Un rapport parlementaire américain accuse cinq géants des équipements pour semi-conducteurs, dont ASML et Tokyo Electron, d'avoir vendu pour des dizaines de miliards de dollars de technologies à la Chine en 2024.
Ces ventes, parfois à des entités liées à l'armée chinoise, saperaient la sécurité nationale américaine et alimenteraient les ambitions militaires de Pékin.
Au cœur de la rivalité stratégique entre les deux plus grandes puissances mondiales se trouve la maîtrise des puces électroniques, un composant essentiel à l'intelligence artificielle et aux systèmes d'armement modernes.
Malgré les efforts de Washington pour freiner les ambitions de Pékin via des contrôles à l'exportation, un rapport publié par une commission spéciale du Congrès américain révèle l'ampleur des liens commerciaux qui persistent.
En 2024, cinq fabricants majeurs d'équipements ont vendu pour 38 milliards de dollars de technologies à la Chine.

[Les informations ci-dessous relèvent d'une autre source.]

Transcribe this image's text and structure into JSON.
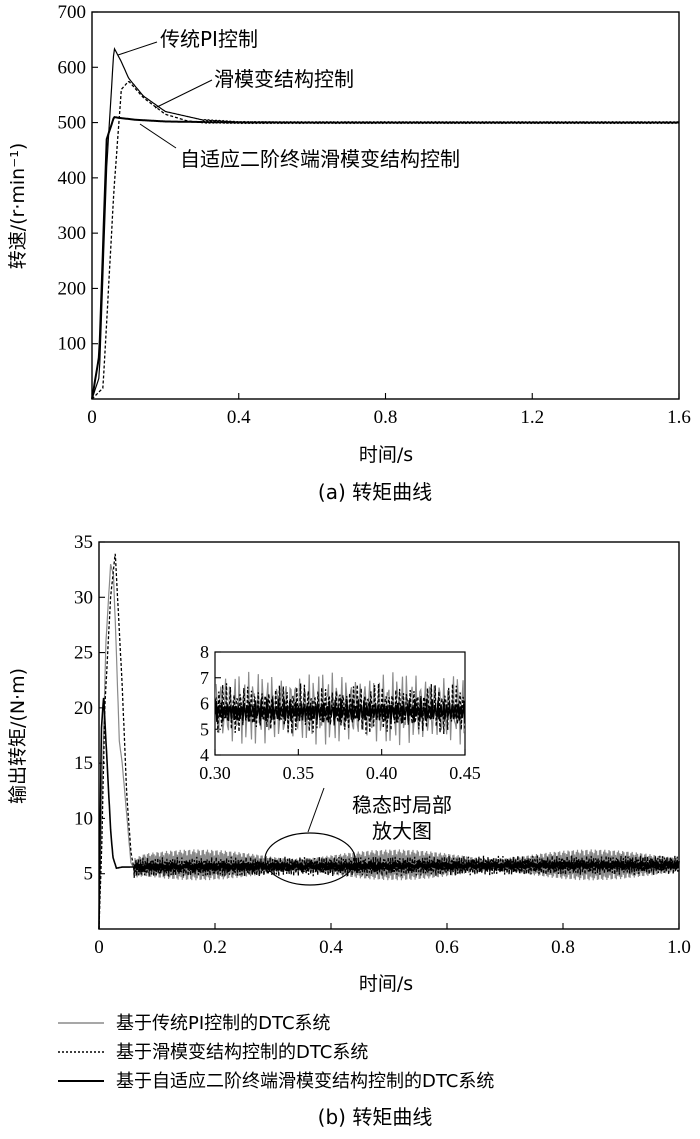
{
  "chart_data": [
    {
      "type": "line",
      "caption": "(a) 转矩曲线",
      "xlabel": "时间/s",
      "ylabel": "转速/(r·min⁻¹)",
      "xlim": [
        0,
        1.6
      ],
      "ylim": [
        0,
        700
      ],
      "xticks": [
        "0",
        "0.4",
        "0.8",
        "1.2",
        "1.6"
      ],
      "yticks": [
        "100",
        "200",
        "300",
        "400",
        "500",
        "600",
        "700"
      ],
      "grid": false,
      "series": [
        {
          "name": "传统PI控制",
          "style": "solid-thin",
          "x": [
            0,
            0.02,
            0.04,
            0.06,
            0.08,
            0.1,
            0.14,
            0.2,
            0.3,
            0.4,
            0.6,
            1.0,
            1.6
          ],
          "y": [
            0,
            40,
            420,
            635,
            610,
            580,
            548,
            520,
            505,
            501,
            500,
            500,
            500
          ]
        },
        {
          "name": "滑模变结构控制",
          "style": "dashed",
          "x": [
            0,
            0.03,
            0.06,
            0.08,
            0.1,
            0.14,
            0.2,
            0.26,
            0.3,
            0.4,
            0.6,
            1.6
          ],
          "y": [
            0,
            20,
            380,
            560,
            575,
            545,
            515,
            503,
            500,
            500,
            500,
            500
          ]
        },
        {
          "name": "自适应二阶终端滑模变结构控制",
          "style": "solid-thick",
          "x": [
            0,
            0.02,
            0.04,
            0.06,
            0.08,
            0.12,
            0.2,
            0.4,
            1.0,
            1.6
          ],
          "y": [
            0,
            80,
            470,
            510,
            508,
            505,
            502,
            500,
            500,
            500
          ]
        }
      ],
      "annotations": [
        "传统PI控制",
        "滑模变结构控制",
        "自适应二阶终端滑模变结构控制"
      ]
    },
    {
      "type": "line",
      "caption": "(b) 转矩曲线",
      "xlabel": "时间/s",
      "ylabel": "输出转矩/(N·m)",
      "xlim": [
        0,
        1.0
      ],
      "ylim": [
        0,
        35
      ],
      "xticks": [
        "0",
        "0.2",
        "0.4",
        "0.6",
        "0.8",
        "1.0"
      ],
      "yticks": [
        "5",
        "10",
        "15",
        "20",
        "25",
        "30",
        "35"
      ],
      "grid": false,
      "series": [
        {
          "name": "基于传统PI控制的DTC系统",
          "style": "solid-gray",
          "x": [
            0,
            0.005,
            0.012,
            0.02,
            0.025,
            0.03,
            0.035,
            0.04,
            0.05,
            0.055,
            0.06,
            0.08,
            1.0
          ],
          "y": [
            0,
            12,
            26,
            33,
            32,
            25,
            17,
            15,
            9,
            6,
            5.5,
            5.8,
            5.8
          ],
          "ripple": 1.4
        },
        {
          "name": "基于滑模变结构控制的DTC系统",
          "style": "dashed",
          "x": [
            0,
            0.005,
            0.01,
            0.02,
            0.028,
            0.034,
            0.04,
            0.048,
            0.055,
            0.06,
            0.08,
            1.0
          ],
          "y": [
            0,
            8,
            20,
            30,
            34,
            28,
            22,
            12,
            7,
            5.5,
            5.6,
            5.8
          ],
          "ripple": 0.9
        },
        {
          "name": "基于自适应二阶终端滑模变结构控制的DTC系统",
          "style": "solid-black",
          "x": [
            0,
            0.004,
            0.008,
            0.012,
            0.016,
            0.02,
            0.024,
            0.03,
            0.04,
            1.0
          ],
          "y": [
            0,
            18,
            21,
            17,
            13,
            9,
            6.5,
            5.5,
            5.6,
            5.8
          ],
          "ripple": 0.35
        }
      ],
      "inset": {
        "label": "稳态时局部\n放大图",
        "label_lines": [
          "稳态时局部",
          "放大图"
        ],
        "xlim": [
          0.3,
          0.45
        ],
        "ylim": [
          4,
          8
        ],
        "xticks": [
          "0.30",
          "0.35",
          "0.40",
          "0.45"
        ],
        "yticks": [
          "4",
          "5",
          "6",
          "7",
          "8"
        ]
      },
      "legend": [
        "基于传统PI控制的DTC系统",
        "基于滑模变结构控制的DTC系统",
        "基于自适应二阶终端滑模变结构控制的DTC系统"
      ]
    }
  ]
}
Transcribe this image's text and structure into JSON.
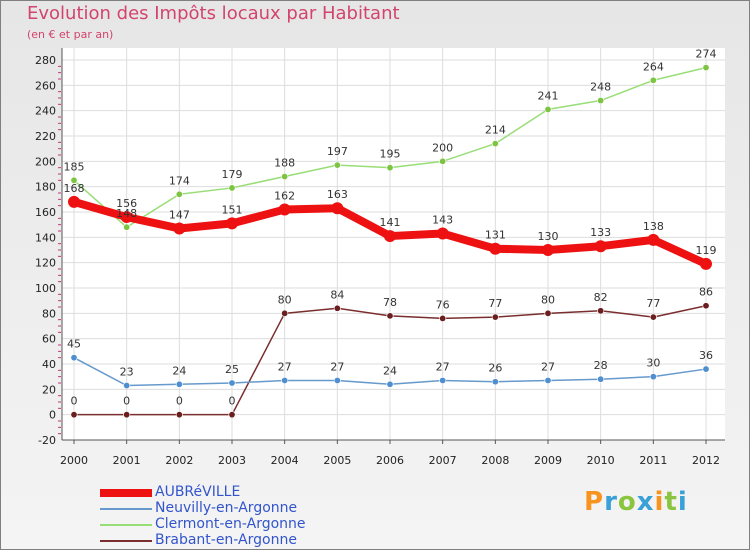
{
  "header": {
    "title": "Evolution des Impôts locaux par Habitant",
    "subtitle": "(en € et par an)"
  },
  "logo": {
    "text": "Proxiti",
    "letters": [
      {
        "ch": "P",
        "color": "#f7931e"
      },
      {
        "ch": "r",
        "color": "#3aa0d8"
      },
      {
        "ch": "o",
        "color": "#8bc53f"
      },
      {
        "ch": "x",
        "color": "#3aa0d8"
      },
      {
        "ch": "i",
        "color": "#f7931e"
      },
      {
        "ch": "t",
        "color": "#8bc53f"
      },
      {
        "ch": "i",
        "color": "#3aa0d8"
      }
    ]
  },
  "chart_data": {
    "type": "line",
    "title": "Evolution des Impôts locaux par Habitant",
    "subtitle": "(en € et par an)",
    "x": [
      "2000",
      "2001",
      "2002",
      "2003",
      "2004",
      "2005",
      "2006",
      "2007",
      "2008",
      "2009",
      "2010",
      "2011",
      "2012"
    ],
    "ylim": [
      -20,
      280
    ],
    "yticks": [
      -20,
      0,
      20,
      40,
      60,
      80,
      100,
      120,
      140,
      160,
      180,
      200,
      220,
      240,
      260,
      280
    ],
    "grid": true,
    "legend": "bottom-left",
    "series": [
      {
        "name": "AUBRéVILLE",
        "color": "#ee1111",
        "marker": "#ee1111",
        "width": 8,
        "values": [
          168,
          156,
          147,
          151,
          162,
          163,
          141,
          143,
          131,
          130,
          133,
          138,
          119
        ],
        "labels": [
          "168",
          "156",
          "147",
          "151",
          "162",
          "163",
          "141",
          "143",
          "131",
          "130",
          "133",
          "138",
          "119"
        ]
      },
      {
        "name": "Neuvilly-en-Argonne",
        "color": "#6699cc",
        "marker": "#4f8fd0",
        "width": 1.5,
        "values": [
          45,
          23,
          24,
          25,
          27,
          27,
          24,
          27,
          26,
          27,
          28,
          30,
          36
        ],
        "labels": [
          "45",
          "23",
          "24",
          "25",
          "27",
          "27",
          "24",
          "27",
          "26",
          "27",
          "28",
          "30",
          "36"
        ]
      },
      {
        "name": "Clermont-en-Argonne",
        "color": "#99dd77",
        "marker": "#7cc442",
        "width": 1.5,
        "values": [
          185,
          148,
          174,
          179,
          188,
          197,
          195,
          200,
          214,
          241,
          248,
          264,
          274
        ],
        "labels": [
          "185",
          "148",
          "174",
          "179",
          "188",
          "197",
          "195",
          "200",
          "214",
          "241",
          "248",
          "264",
          "274"
        ]
      },
      {
        "name": "Brabant-en-Argonne",
        "color": "#7a2e2e",
        "marker": "#6b1e1e",
        "width": 1.5,
        "values": [
          0,
          0,
          0,
          0,
          80,
          84,
          78,
          76,
          77,
          80,
          82,
          77,
          86
        ],
        "labels": [
          "0",
          "0",
          "0",
          "0",
          "80",
          "84",
          "78",
          "76",
          "77",
          "80",
          "82",
          "77",
          "86"
        ]
      }
    ]
  }
}
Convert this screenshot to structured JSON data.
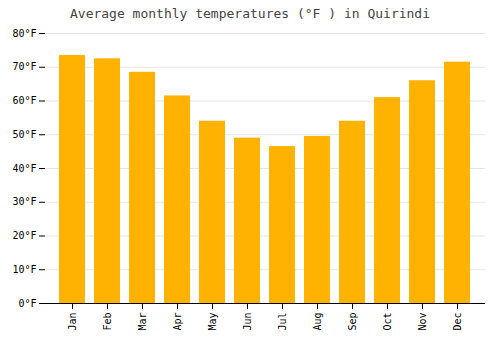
{
  "chart_data": {
    "type": "bar",
    "title": "Average monthly temperatures (°F ) in Quirindi",
    "categories": [
      "Jan",
      "Feb",
      "Mar",
      "Apr",
      "May",
      "Jun",
      "Jul",
      "Aug",
      "Sep",
      "Oct",
      "Nov",
      "Dec"
    ],
    "values": [
      73.5,
      72.5,
      68.5,
      61.5,
      54.0,
      49.0,
      46.5,
      49.5,
      54.0,
      61.0,
      66.0,
      71.5
    ],
    "color": "#FFB300",
    "ylim": [
      0,
      80
    ],
    "yticks": [
      {
        "value": 0,
        "label": "0°F"
      },
      {
        "value": 10,
        "label": "10°F"
      },
      {
        "value": 20,
        "label": "20°F"
      },
      {
        "value": 30,
        "label": "30°F"
      },
      {
        "value": 40,
        "label": "40°F"
      },
      {
        "value": 50,
        "label": "50°F"
      },
      {
        "value": 60,
        "label": "60°F"
      },
      {
        "value": 70,
        "label": "70°F"
      },
      {
        "value": 80,
        "label": "80°F"
      }
    ],
    "grid": true
  }
}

Des ventes qui sapent la sécurité nationale américaine
Le rapport parlementaire américain, issu de la commission sur la concurrence avec le Parti communiste chinois, est sans équivoque. Il affirme que les entreprises visées "accroissent leurs profits au détriment de la sécurité des États-Unis".
Le document épingle trois sociétés américaines (Applied Materials, KLA Corporation, Lam Research), mais cible surtout le géant néerlandais ASML et son concurrent japonais Tokyo Electron.
L'accusation est grave : ces entreprises auraient vendu des équipements de pointe à des entités chinoises considérées comme une menace, y compris certaines soupçonnées d'être liées à l'armée.
Au total, le marché chinois représente 39% des revenus de ces cinq leaders mondiaux, montrant une dépendance économique qui complique l'équation géopolitique.
ASML et Tokyo Electron : les grands gagnants des restrictions ?
Le rapport suggère un effet pervers des sanctions américaines. En resserrant l'étau sur ses propres entreprises, Washington aurait involontairement ouvert un boulevard commercial pour ses concurrents européens et japonais.
Le cas d'ASML est particulièrement frappant. En 2024, l'entreprise a vendu 70 % de ses systèmes de lithographie par ultraviolets profonds (DUV) à la Chine, contre seulement 26 % deux ans plus tôt.
Ces machines sont des outils extrêmement sophistiqués et indispensables pour graver les circuits sur les plaquettes de silicium (ou wafers) qui deviendront des semi-conducteurs.
Parmi les principaux clients de ces fournisseurs entre 2022 et 2024 figure le champion chinois des puces, SMIC, une entreprise que Washington soupçonne de collaborer étroitement avec l'appareil militaire de Pékin.
Ces ventes sont donc perçues comme un moyen pour la Chine de contourner les blocages et de poursuivre sa course à l'autonomie technologique.
Vers un durcissement inévitable des contrôles à l'exportation
Face à ce constat, la commission parlementaire prévient que "la Chine met tout en œuvre pour développer une industrie nationale de semi-conducteurs qui soit autonome".
Une autonomie qui, selon les auteurs, servirait directement des projets militaires menaçant les intérêts américains. Le rapport utilise des termes forts, alertant que les équipements vendus sont "de quoi forger des armes et des outils de surveillance du futur".
La principale recommandation est donc de changer de paradigme. Plutôt que de limiter uniquement l'exportation des puces les plus avancées, les parlementaires appellent à restreindre en amont l'accès à tous les outils de fabrication, renforçant certaines restrictions déjà mises en place sur l'exportation des équipements de lithographie EUV et DUV, couvrant ainsi le matériel récent mais aussi plus ancien.
Cette nouvelle étape passerait inévitablement par une meilleure harmonisation des contrôles à l'exportation avec les alliés stratégiques, notamment les Pays-Bas et le Japon, pour créer un front commun et véritablement efficace.